It didn’t make much of a difference. Hsing came away with a 4-1 victory. One down, two to go: The championship round of both team competitions loomed the next day.

“There was a banquet that night. People from the other teams were going out to clubs, but all four of us from Princeton met in the hotel lobby to do homework. I was up until four a.m. studying,” Hsing said.

It was not an ideal night to put the student in student-athlete. A few hours later, the coed group fell 3-2 in the first round to the number-eight seed Tulane and would end up 12th in the consolation bracket. Only the women’s competition remained and familiar foe University of Toronto was the quarterfinal opponent. The match would come down to doubles. The champions from two days earlier, Zhou and Guo, stood in the way.

“Shirley and I were still very confident, since we felt like we lost the first match due to mental weakness. We went out fighting, shouting, trying to pump each other up. Mentally, we were completely different, but physically it was the same,” Hsing said.
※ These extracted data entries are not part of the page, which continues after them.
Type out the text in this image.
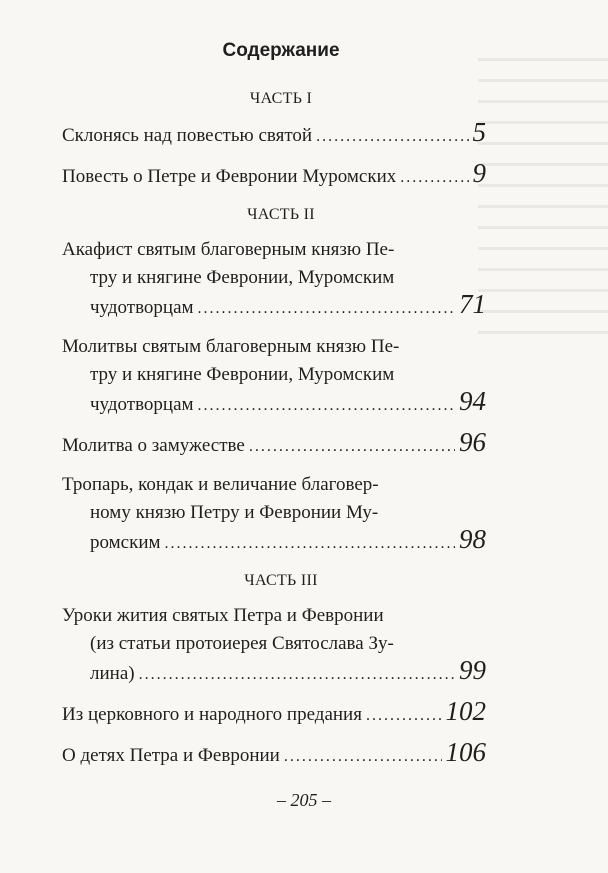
Содержание
ЧАСТЬ I
Склонясь над повестью святой . . .	5
Повесть о Петре и Февронии Муромских . . .	9
ЧАСТЬ II
Акафист святым благоверным князю Пе-
тру и княгине Февронии, Муромским
чудотворцам . . .	71
Молитвы святым благоверным князю Пе-
тру и княгине Февронии, Муромским
чудотворцам . . .	94
Молитва о замужестве . . .	96
Тропарь, кондак и величание благовер-
ному князю Петру и Февронии Му-
ромским . . .	98
ЧАСТЬ III
Уроки жития святых Петра и Февронии
(из статьи протоиерея Святослава Зу-
лина) . . .	99
Из церковного и народного предания . . .	102
О детях Петра и Февронии . . .	106
– 205 –
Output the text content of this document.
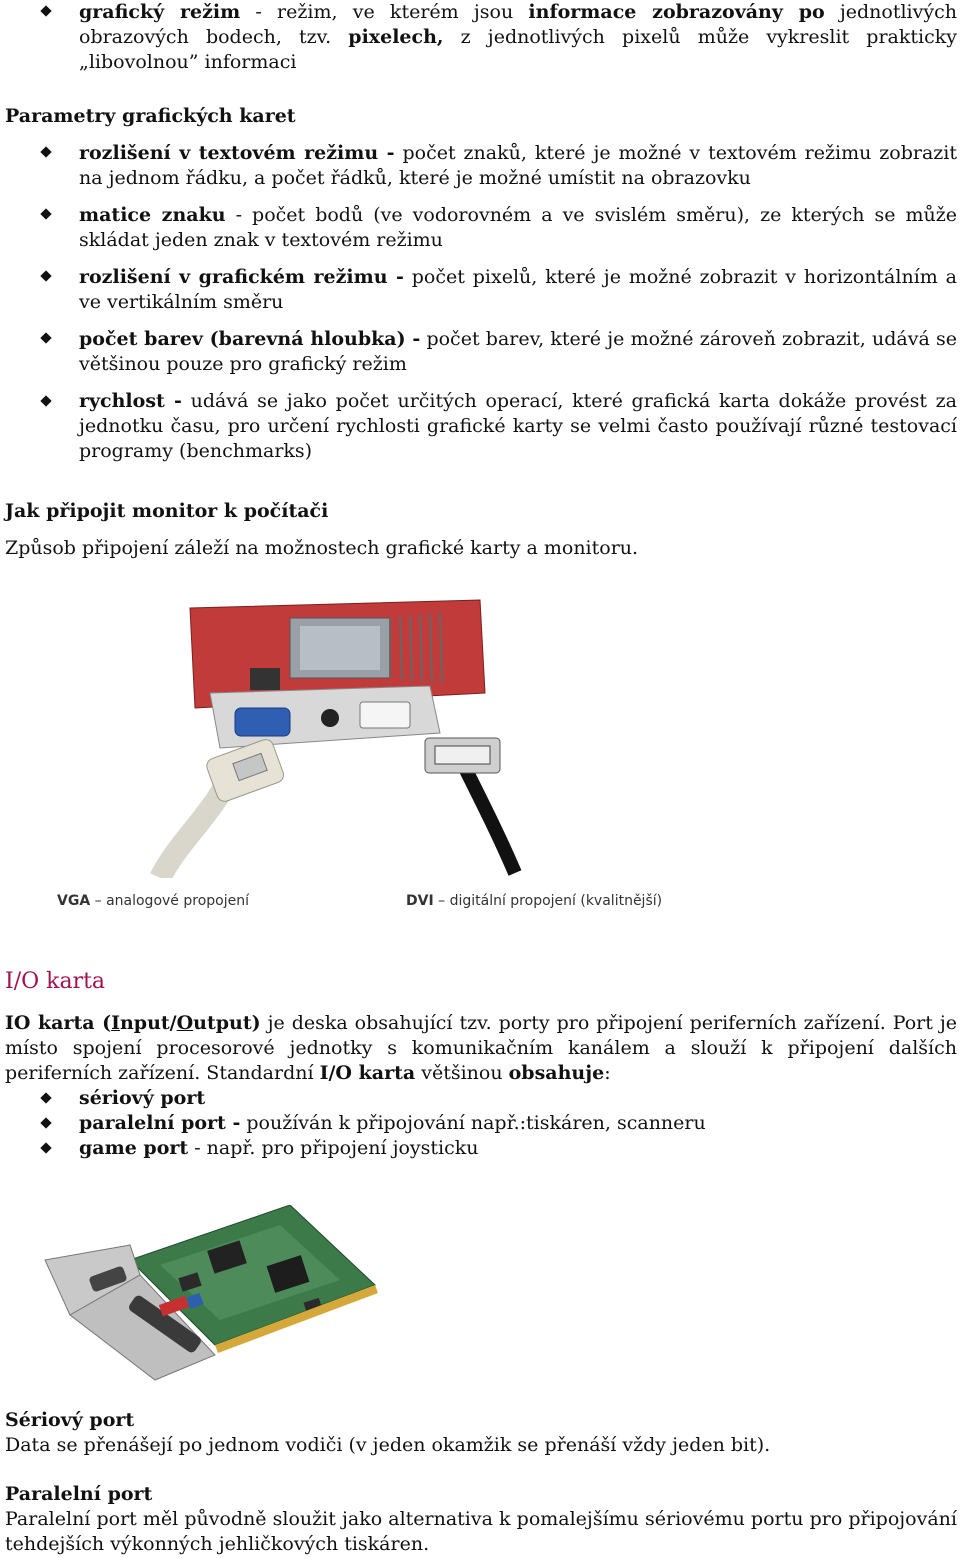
grafický režim - režim, ve kterém jsou informace zobrazovány po jednotlivých obrazových bodech, tzv. pixelech, z jednotlivých pixelů může vykreslit prakticky „libovolnou” informaci
Parametry grafických karet
rozlišení v textovém režimu - počet znaků, které je možné v textovém režimu zobrazit na jednom řádku, a počet řádků, které je možné umístit na obrazovku
matice znaku - počet bodů (ve vodorovném a ve svislém směru), ze kterých se může skládat jeden znak v textovém režimu
rozlišení v grafickém režimu - počet pixelů, které je možné zobrazit v horizontálním a ve vertikálním směru
počet barev (barevná hloubka) - počet barev, které je možné zároveň zobrazit, udává se většinou pouze pro grafický režim
rychlost - udává se jako počet určitých operací, které grafická karta dokáže provést za jednotku času, pro určení rychlosti grafické karty se velmi často používají různé testovací programy (benchmarks)
Jak připojit monitor k počítači
Způsob připojení záleží na možnostech grafické karty a monitoru.
VGA – analogové propojení	DVI – digitální propojení (kvalitnější)
I/O karta
IO karta (Input/Output) je deska obsahující tzv. porty pro připojení periferních zařízení. Port je místo spojení procesorové jednotky s komunikačním kanálem a slouží k připojení dalších periferních zařízení. Standardní I/O karta většinou obsahuje:
sériový port
paralelní port - používán k připojování např.:tiskáren, scanneru
game port - např. pro připojení joysticku
Sériový port
Data se přenášejí po jednom vodiči (v jeden okamžik se přenáší vždy jeden bit).
Paralelní port
Paralelní port měl původně sloužit jako alternativa k pomalejšímu sériovému portu pro připojování tehdejších výkonných jehličkových tiskáren.
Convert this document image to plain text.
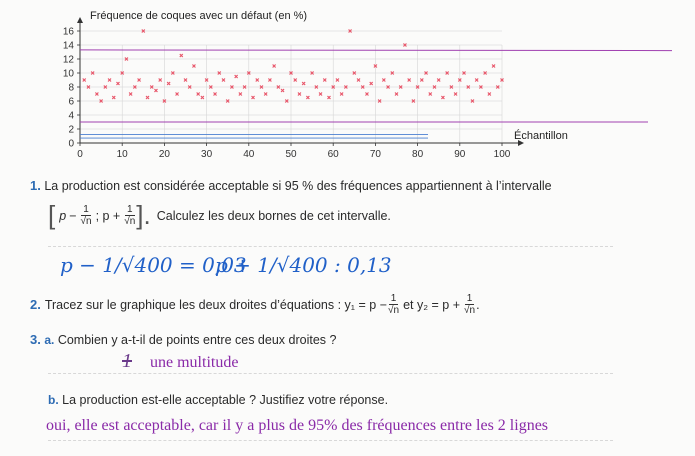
0	10	20	30	40	50	60	70	80	90	100
0
2
4
6
8
10
12
14
16
Fréquence de coques avec un défaut (en %)
Échantillon
1. La production est considérée acceptable si 95 % des fréquences appartiennent à l’intervalle
[ $p - \frac{1}{√n}$ ; $p + \frac{1}{√n}$ ]. Calculez les deux bornes de cet intervalle.
p − 1/√400 = 0,03
p + 1/√400 : 0,13
2. Tracez sur le graphique les deux droites d’équations : $y_1 = p - \frac{1}{√n}$ et $y_2 = p + \frac{1}{√n}$ .
3. a. Combien y a-t-il de points entre ces deux droites ?
1 une multitude
b. La production est-elle acceptable ? Justifiez votre réponse.
oui, elle est acceptable, car il y a plus de 95% des fréquences entre les 2 lignes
The Tigers took the first game, but the Varsity Blues took the second. Princeton regained the advantage with a third-game win and finished it off in the next one. On the last point, Hsing and Fu so thoroughly bamboozled the Toronto players that they ran into each other and one broke a paddle.

Texas Wesleyan, 11-time reigning coed champs and one of only a few fully-funded collegiate table tennis squads on the continent, was next up in the semifinals.

“They came out with a good strategy against us. They put their lowest player against me and their best against Shirley. We rooted for her really hard and she won,” Hsing said.

Again, the match came down to doubles and again Hsing and Fu triumphed. Berkeley, meanwhile, had steamrolled its two opponents and had not dropped a single individual match in the tournament. The team’s chances lay solely with its top two players.

“Ariel and Shirley played very clutch,” said club faculty adviser and professor of French, Volker Schroder. “Every team was gunning for them. It was a very impressive performance.”

The collegiate national championship, predictably, came down to the final doubles match. At this point, though, there was no stopping Hsing and Fu.

“We were all out versus Cal. My arm was hurting, but you can’t think about that. We were super focused and played really well,” Hsing said.

They swept the Golden Bears’ duo in straight games and gave Princeton its first-ever team title.

“We were really happy afterward. It was a team effort. To go through that with someone else is really cool. We were shocked, too, since we had been talking about winning nationals since the fall and it actually happened,” Hsing said.

Next year could be even better, though expectations are being kept in check.

“We’ve got at least one good girl coming and potentially another Olympian,” Schroder said. “But the women’s field was stronger this year. International players are coming to the United States. There are grad students from China. It’s ambitious to say we want to go for a repeat.”

Right now, Hsing is not so concerned with the outcome.

“We bonded so much during the tournament. My teammates are wonderful people. I look forward to bonding together again next year.”